Biden, 77, was asked by an activist about whether some police funding needs to be redirected.
“But do we agree that we can redirect some of the [police] funding?” Ady Barkan, the activist, asked Biden.
Going further, Biden said police departments do not need surplus military equipment, claiming that it leads them to “become the enemy” in a community.
Specifically, he also called for the ending of no-knock warrants and improving transparency in departments.
“This whole idea of no-knock warrants in drug cases is bizarre, it just invites trouble,” Biden said. “There’s a fundamental need for transparency and access to police records when they have misconduct charges against them.
Following calls to abolish or defund the police last month, Biden’s campaign and other top Democrats in Congress said departments shouldn’t be defunded. Numerous Black Lives Matter activists have chanted the slogan or spray-painted it on buildings and monuments in cities across the country.
“As his criminal justice proposal made clear months ago, Vice President Biden does not believe that police should be defunded,” Biden campaign Rapid Response Director Andrew Bates said several weeks ago. “He hears and shares the deep grief and frustration of those calling out for change, and is driven to ensure that justice is done and that we put a stop to this terrible pain.”
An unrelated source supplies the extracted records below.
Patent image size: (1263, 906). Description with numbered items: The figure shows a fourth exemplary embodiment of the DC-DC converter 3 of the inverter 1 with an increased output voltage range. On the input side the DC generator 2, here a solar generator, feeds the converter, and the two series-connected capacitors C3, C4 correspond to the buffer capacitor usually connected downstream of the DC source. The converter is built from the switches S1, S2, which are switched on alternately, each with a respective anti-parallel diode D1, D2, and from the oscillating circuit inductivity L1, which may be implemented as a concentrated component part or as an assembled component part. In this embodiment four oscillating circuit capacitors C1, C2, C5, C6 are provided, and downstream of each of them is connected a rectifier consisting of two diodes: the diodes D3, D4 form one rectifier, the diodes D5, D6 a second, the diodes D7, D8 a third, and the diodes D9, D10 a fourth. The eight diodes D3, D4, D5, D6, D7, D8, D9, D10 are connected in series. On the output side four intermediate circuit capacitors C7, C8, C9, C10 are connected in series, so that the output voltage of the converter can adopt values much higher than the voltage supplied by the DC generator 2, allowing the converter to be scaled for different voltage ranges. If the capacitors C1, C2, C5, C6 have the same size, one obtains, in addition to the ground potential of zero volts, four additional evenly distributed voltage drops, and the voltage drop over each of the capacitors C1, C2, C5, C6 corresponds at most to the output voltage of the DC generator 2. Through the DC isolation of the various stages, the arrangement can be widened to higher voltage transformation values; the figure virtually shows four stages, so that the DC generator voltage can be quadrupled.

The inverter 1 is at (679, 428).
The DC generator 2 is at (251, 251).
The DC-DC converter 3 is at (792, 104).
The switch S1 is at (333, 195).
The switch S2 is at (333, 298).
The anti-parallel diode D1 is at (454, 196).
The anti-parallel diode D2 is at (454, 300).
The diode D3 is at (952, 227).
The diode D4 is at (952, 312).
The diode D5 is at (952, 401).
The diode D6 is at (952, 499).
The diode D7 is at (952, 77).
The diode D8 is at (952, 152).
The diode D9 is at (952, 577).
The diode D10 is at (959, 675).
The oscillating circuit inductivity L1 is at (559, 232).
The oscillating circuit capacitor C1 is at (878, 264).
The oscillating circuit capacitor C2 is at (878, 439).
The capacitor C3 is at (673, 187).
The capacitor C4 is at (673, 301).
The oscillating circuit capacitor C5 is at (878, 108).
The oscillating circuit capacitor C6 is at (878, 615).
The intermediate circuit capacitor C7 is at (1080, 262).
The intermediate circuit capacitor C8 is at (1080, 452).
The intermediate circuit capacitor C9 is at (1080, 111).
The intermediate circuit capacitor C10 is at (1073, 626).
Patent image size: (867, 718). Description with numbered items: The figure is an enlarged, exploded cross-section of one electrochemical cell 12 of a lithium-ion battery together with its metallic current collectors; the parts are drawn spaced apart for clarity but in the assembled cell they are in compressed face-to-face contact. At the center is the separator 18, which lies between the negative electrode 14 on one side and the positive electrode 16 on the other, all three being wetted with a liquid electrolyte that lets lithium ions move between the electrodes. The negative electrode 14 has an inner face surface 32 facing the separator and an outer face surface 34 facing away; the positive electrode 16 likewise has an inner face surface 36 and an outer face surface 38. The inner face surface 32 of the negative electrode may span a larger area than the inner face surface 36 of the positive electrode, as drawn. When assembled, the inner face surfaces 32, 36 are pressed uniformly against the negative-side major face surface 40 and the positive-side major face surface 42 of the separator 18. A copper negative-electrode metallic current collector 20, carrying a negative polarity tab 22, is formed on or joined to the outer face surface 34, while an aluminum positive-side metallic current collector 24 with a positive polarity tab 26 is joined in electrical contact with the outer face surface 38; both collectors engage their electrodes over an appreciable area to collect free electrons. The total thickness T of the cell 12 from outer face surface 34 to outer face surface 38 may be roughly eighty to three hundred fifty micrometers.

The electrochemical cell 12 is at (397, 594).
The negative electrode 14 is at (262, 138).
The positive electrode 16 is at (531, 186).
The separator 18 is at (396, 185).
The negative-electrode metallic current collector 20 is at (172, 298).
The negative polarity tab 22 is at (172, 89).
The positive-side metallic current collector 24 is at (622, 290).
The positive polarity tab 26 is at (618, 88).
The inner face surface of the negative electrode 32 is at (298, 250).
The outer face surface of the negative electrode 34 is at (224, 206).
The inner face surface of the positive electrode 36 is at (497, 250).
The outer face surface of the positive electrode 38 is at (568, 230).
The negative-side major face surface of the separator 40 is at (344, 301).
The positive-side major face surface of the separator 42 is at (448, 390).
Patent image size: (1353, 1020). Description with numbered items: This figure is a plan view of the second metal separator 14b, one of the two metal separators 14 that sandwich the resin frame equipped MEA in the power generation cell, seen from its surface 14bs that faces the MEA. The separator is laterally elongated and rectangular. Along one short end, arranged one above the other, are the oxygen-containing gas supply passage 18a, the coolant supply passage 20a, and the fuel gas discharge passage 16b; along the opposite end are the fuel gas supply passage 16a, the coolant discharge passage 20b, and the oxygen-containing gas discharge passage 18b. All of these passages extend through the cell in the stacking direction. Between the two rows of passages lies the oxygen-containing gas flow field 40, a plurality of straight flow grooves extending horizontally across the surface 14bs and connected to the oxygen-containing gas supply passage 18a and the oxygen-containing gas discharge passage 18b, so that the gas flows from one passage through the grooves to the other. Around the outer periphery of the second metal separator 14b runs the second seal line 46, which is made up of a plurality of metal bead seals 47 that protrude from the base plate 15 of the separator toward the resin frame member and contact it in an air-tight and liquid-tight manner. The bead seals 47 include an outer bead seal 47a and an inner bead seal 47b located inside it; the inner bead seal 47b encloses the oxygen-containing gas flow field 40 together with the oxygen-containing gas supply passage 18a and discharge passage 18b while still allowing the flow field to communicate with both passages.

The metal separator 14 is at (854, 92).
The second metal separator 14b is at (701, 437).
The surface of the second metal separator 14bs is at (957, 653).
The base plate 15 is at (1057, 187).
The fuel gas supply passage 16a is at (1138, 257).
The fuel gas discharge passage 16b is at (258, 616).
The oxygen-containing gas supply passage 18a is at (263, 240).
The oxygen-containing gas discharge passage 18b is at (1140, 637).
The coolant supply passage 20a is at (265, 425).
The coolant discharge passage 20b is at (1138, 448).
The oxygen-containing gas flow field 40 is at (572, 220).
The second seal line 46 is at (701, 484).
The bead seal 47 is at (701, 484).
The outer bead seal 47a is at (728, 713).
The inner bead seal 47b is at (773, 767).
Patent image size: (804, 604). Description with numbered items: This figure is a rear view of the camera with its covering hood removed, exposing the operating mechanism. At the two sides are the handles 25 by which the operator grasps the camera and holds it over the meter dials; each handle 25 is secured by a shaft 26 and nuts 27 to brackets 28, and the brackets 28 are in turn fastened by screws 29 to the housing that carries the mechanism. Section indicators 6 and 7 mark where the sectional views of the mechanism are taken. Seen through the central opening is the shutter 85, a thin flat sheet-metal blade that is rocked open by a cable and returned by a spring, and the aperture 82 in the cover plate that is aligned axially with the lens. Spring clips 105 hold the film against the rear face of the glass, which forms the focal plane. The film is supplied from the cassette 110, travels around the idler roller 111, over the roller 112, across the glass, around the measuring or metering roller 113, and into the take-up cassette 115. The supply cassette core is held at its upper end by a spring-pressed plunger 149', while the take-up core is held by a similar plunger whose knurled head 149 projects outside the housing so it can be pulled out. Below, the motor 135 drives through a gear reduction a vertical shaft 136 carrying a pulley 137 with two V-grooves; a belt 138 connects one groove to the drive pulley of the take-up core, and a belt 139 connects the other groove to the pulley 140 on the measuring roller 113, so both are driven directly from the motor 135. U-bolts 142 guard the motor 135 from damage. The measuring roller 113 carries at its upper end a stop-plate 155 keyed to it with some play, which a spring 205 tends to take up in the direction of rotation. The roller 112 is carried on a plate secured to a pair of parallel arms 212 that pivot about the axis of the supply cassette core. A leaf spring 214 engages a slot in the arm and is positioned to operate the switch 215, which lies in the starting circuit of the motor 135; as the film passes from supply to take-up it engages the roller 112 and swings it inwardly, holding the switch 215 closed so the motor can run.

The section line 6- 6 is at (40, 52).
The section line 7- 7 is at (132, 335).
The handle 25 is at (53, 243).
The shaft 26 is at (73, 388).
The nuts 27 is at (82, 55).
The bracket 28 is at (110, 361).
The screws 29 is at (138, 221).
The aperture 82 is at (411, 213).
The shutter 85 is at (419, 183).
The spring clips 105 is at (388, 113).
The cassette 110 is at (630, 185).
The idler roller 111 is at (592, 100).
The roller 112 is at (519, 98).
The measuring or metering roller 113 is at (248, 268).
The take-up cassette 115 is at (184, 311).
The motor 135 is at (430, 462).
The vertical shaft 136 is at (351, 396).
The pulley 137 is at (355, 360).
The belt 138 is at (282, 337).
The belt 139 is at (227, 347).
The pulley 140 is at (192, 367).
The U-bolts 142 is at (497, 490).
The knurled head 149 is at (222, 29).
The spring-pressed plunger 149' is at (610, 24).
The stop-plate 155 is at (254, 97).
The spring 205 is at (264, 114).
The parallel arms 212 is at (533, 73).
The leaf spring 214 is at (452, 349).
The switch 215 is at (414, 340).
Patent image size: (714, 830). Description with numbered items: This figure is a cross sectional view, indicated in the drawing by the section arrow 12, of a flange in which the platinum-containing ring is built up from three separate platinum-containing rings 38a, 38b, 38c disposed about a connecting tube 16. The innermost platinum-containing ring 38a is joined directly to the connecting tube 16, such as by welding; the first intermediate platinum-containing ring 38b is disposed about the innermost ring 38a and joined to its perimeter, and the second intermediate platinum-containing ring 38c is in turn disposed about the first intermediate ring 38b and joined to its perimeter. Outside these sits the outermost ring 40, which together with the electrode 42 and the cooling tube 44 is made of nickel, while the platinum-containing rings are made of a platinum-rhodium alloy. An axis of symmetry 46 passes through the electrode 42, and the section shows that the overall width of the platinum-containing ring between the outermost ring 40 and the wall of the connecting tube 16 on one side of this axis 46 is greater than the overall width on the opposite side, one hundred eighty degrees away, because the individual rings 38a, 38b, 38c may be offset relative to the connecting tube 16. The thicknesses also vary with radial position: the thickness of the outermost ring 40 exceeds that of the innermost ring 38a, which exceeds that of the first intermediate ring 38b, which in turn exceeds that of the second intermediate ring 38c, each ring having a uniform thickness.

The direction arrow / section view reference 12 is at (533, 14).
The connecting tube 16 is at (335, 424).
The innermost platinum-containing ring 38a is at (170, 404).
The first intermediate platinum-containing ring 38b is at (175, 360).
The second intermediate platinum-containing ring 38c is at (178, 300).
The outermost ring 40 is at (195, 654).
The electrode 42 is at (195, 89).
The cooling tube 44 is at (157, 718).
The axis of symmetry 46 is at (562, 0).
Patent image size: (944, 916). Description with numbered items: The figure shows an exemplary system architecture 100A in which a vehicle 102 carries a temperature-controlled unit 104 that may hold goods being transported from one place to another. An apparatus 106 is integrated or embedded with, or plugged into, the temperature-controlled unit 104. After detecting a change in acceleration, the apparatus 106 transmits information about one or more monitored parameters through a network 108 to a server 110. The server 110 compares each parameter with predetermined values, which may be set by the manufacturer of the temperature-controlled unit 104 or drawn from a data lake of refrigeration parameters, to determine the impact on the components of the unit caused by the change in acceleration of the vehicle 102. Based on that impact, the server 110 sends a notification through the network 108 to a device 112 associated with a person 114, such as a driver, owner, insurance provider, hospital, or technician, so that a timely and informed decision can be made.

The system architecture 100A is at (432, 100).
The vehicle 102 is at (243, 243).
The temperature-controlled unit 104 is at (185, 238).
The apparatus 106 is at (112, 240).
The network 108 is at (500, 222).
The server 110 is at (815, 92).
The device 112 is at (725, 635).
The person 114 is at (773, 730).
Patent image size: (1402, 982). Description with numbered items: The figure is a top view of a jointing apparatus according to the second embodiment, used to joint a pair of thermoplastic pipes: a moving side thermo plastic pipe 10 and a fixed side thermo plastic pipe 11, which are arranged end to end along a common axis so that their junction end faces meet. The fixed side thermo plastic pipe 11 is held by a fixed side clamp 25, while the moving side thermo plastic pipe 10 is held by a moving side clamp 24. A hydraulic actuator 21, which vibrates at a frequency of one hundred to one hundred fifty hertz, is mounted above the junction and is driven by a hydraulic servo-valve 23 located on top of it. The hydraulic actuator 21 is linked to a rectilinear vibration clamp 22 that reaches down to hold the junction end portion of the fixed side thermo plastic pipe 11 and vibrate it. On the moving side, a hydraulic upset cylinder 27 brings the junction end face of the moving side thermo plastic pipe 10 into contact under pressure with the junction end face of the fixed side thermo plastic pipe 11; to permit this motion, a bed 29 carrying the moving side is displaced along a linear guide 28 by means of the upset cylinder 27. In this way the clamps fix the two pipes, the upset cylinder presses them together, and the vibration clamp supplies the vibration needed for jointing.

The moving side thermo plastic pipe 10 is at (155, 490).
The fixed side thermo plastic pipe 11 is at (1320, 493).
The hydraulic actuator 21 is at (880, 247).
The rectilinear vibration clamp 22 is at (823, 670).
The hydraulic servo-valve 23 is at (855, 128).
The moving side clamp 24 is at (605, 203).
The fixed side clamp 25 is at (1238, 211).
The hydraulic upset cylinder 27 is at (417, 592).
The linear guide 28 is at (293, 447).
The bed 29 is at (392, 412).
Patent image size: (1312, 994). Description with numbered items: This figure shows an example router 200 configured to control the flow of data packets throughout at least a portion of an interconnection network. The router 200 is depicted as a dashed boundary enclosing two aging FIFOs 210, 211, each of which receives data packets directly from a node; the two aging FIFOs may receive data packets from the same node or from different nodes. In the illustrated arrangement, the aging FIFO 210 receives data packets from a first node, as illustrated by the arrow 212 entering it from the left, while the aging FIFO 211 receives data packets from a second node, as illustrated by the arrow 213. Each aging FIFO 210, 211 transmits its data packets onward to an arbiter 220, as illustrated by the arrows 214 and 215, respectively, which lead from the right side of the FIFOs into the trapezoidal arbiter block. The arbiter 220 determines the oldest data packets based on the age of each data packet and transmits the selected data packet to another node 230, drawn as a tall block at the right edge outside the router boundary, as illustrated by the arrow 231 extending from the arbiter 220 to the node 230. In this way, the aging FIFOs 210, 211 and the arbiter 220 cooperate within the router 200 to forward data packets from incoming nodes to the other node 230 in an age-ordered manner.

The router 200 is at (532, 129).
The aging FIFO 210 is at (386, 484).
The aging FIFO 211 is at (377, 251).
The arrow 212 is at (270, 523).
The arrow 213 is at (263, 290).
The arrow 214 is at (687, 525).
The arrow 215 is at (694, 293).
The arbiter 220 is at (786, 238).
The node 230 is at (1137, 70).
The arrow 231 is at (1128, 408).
He said that Biden supports the “urgent need for reform,” including more redirecting policing funds to public schools, mental health and drug abuse treatment programs, and summer programs.
“I'd like to thank Donald Trump - for hiring an illiterate comms staff. Biden is running on *more* COPS funding for community policing,” Bates, Biden’s director of rapid response, shot back. “The same sentiment you’re taking out of context RE: local budgets is *in* the articles about him opposing defunding.”
Last month, President Donald Trump signed an executive order that encourages police departments to improve training, more certification and credential requirements for officers, information sharing on officials who have been subject to excessive use of force complaints, and co-responder programs that will send health professionals alongside officers in certain situations.
“I strongly oppose” the “radical” effort to dismantle and disband police forces, Trump said at the time, while noting that crime levels are at historic lows across the United States.